Пропустив поток, он не спеша пошел следом, и в него чуть не врезалась высокая девушка с обеспокоенным бледным лицом, на ходу снимавшая платок с шеи. Они переглянулись, она прошептала извинения и побежала к поезду. Ему показалось, что он ее уже видел, вроде и недавно, но теперь казалось, что очень давно. Точно, раньше она была с белыми волосами, но с тем же чуть испуганным взглядом. Девушка, видимо, тоже узнала его, и остановилась, не забежав в поезд. Ее оттеснили в сторону другие пассажиры, и поезд тронулся. Денис спустился к ней, широко улыбнувшись, сомнений не было -ќ это была точно Маша, секретарь этого злосчастного спортивного фонда, черт, а ведь он забыл его название, вроде "Путь к успеху" или что-то подобное. За те короткие секунды, что он спускался, Денис успел подумать, что стало с его памятью, раньше он помнил все детали каждого своего дела, но и дела были проще, особо и нечего было запоминать.
- Здравствуйте, Маша, - поздоровался он. Девушка вся просияла, обрадовавшись, что он тоже ее узнал.
- Здравствуйте, господин следователь, - улыбнулась она в ответ, но, увидев, как скривился Денис, быстро поправилась. - Здравствуйте, Денис.
Она взяла его за руку, и они отошли к лавкам, сев на свободное место. Маша смущенно улыбалась, рядом прогремел поезд, завыли тормоза, поэтому они молчали. Денис заметил, что на пальце она носит кольцо, без камня, из белого золота, как ему показалось. Она улыбнулась и кивнула, подтверждая его догадку.
- Да, я вышла замуж. Я помню, что вы мне тогда советовали поменять свою жизнь. Я решилась и не жалею. Честно говоря, после того дела, я много думала, представляете?
- Представляю и поздравляю с замужеством. Вы счастливы?

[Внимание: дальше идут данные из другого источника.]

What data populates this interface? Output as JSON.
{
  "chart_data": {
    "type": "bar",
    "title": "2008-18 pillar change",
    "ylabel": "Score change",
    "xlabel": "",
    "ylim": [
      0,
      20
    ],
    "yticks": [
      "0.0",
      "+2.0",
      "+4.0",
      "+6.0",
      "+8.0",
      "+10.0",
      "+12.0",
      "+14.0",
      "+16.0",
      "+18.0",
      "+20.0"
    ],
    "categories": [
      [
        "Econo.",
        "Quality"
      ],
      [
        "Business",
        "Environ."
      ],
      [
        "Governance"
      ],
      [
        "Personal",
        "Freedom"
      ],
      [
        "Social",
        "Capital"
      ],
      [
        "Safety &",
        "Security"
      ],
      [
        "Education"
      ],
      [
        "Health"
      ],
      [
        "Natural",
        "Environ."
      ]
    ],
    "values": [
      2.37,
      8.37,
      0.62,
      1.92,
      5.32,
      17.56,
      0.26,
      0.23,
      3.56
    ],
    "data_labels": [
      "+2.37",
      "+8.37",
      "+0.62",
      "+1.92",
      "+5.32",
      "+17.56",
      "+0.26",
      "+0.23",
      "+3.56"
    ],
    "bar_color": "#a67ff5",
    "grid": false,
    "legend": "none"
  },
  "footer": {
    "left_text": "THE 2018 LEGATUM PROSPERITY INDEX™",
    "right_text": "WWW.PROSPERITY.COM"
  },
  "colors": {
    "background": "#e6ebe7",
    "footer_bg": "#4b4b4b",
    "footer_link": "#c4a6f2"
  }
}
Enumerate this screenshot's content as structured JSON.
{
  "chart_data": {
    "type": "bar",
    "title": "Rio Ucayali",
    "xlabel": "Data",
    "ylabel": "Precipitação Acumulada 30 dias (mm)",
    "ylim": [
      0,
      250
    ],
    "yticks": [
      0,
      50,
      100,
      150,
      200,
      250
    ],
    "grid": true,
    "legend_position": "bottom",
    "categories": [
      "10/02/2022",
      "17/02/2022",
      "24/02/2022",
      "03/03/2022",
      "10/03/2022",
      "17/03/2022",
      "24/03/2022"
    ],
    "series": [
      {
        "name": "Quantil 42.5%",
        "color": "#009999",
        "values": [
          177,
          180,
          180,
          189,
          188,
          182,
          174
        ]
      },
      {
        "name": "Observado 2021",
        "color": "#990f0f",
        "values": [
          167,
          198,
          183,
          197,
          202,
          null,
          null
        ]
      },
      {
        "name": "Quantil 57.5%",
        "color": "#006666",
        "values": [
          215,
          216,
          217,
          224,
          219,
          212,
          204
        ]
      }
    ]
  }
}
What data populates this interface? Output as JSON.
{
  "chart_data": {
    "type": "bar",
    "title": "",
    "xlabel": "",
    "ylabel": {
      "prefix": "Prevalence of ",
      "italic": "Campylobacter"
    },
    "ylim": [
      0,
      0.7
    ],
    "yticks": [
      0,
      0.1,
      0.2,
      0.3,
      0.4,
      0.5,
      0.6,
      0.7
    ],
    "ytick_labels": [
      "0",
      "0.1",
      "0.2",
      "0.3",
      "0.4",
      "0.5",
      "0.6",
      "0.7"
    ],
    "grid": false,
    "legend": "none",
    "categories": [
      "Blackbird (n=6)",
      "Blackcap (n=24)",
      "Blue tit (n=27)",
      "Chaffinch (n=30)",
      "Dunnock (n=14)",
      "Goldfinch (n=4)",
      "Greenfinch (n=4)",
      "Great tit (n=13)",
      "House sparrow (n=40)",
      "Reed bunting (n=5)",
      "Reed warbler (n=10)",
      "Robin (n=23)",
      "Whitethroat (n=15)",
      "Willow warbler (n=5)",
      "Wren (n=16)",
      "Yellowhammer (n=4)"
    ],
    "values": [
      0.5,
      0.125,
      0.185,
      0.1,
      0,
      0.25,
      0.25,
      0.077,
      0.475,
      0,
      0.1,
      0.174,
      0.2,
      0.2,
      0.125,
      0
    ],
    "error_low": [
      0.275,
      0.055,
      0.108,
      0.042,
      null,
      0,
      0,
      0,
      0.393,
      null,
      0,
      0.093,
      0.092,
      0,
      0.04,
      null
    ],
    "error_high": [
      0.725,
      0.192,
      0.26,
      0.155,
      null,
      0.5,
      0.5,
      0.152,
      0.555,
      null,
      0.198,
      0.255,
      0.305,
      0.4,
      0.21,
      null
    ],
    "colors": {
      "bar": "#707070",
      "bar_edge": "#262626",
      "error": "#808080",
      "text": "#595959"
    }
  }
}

- О, да! Спасибо! - она чуть покраснела, спрятав глаза. Денис не сразу разглядел, что ее лицо слегка изменилось, точно также, как менялась Алина в первые месяцы, когда губы стали полнее, а лицо мягче, стало круглее. Маша заметила его изучающий взгляд и смутилась еще больше. - А я ведь читала об этом деле! Ужас какой, где я работала, оказывается. Вот если бы я знала, что они делают, то сразу бы пришла в полицию!
- К сожалению, вас никто бы и слушать не стал, - вздохнул Денис. - Такова система, нужны факты, нужно преступление, а домыслы и догадки - дело политических преступников.
- Это да, как новости посмотрю, так всю трясет просто! Муж запретил мне это читать, заблокировал все на телефоне, телевизор из дома унес!
- Правильно сделал.
Маша посмотрела на часы над тоннелем и забеспокоилась. Денис встал, желая показать, что он не задерживает ее, но Маша взяла его за руку и посадила обратно. Она хотела что-то спросить, но пришел поезд, и станция наполнилась гулом и визгом тормозов. Денис, повинуясь ее руке, приблизился к ней, и она зашептала ему на ухо, боясь, что ее кто-нибудь услышит. Никому до них не было дела: лавка соскочила, бросившись штурмовать поезд в центр, на второй путь тоже пришел поезд, и перрон заполнился суетливыми людьми.
- А это в вас стреляли? Ну, тогда, вы помните? Об этом по телевизору рассказывали, одного убили, но вы здесь, значит - это были не вы! Я тогда так перепугалась, что это были вы, по описанию я вас узнала, но не поняла, кого убили, - скороговоркой зашептала Маша.
- В меня, все заросло, без последствий, - успокоил ее Денис. - К сожалению, моего коллегу убили. Теперь я веду его дела.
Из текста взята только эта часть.